A global authority on cognitive neuropsychology provides an anecdotally-rich and revelatory tour of the extraordinary numerical abilities of all manner of species.
Galileo said that the language of the universe is written in mathematics and we cannot read it unless we become familiar with the characters in which it is written. If mathematics is so obviously useful for us, then it’s going to be useful for other creatures too. We all live in the same universe after all.
Whether you’re a bee counting landmarks to remember where the best flowers are, a fish finding the best shoal, a frog counting croaks to choose the best mate, a lion deciding whether to pounce or wait or a squirrel seeking nuts, it all depends on being able to carry out numerical computations. Through this wonderful journey Brian Butterworth questions what it means to count. Us Homo Sapiens may think maths is our exclusive domain, but this book shows that every creature shares a deep seated Darwinian ability to understand the intrinsic nature of our world.

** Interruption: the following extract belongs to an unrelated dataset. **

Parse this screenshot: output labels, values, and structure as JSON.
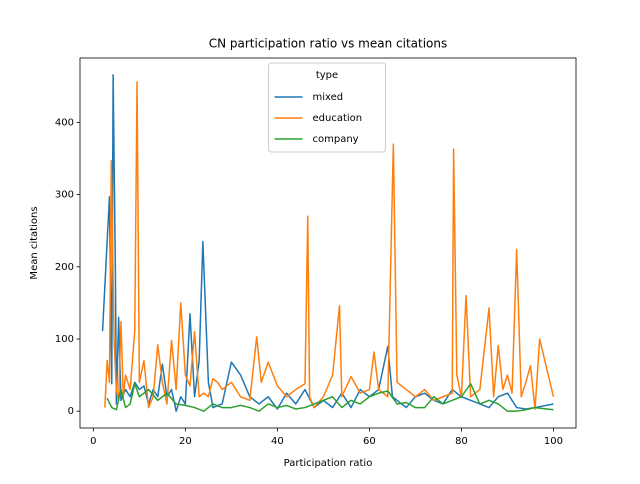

Brian Butterworth is emeritus professor of cognitive neuropsychology at the Institute of Cognitive Neuroscience at University College London. He has worked on the foundations of numerical abilities for 30 years, in humans and in fish. He has written one well-received book of popular science, The Mathematical Brain (Macmillan, 1999; published as What Counts: How Every Brain is Hardwired for Math by The Free Press in the US). On YouTube’s ‘Numberphile’ channel, his video ‘Can fish count?’ has had 155,000 views and his video ‘Dyscalculia’
has been seen over half a million times.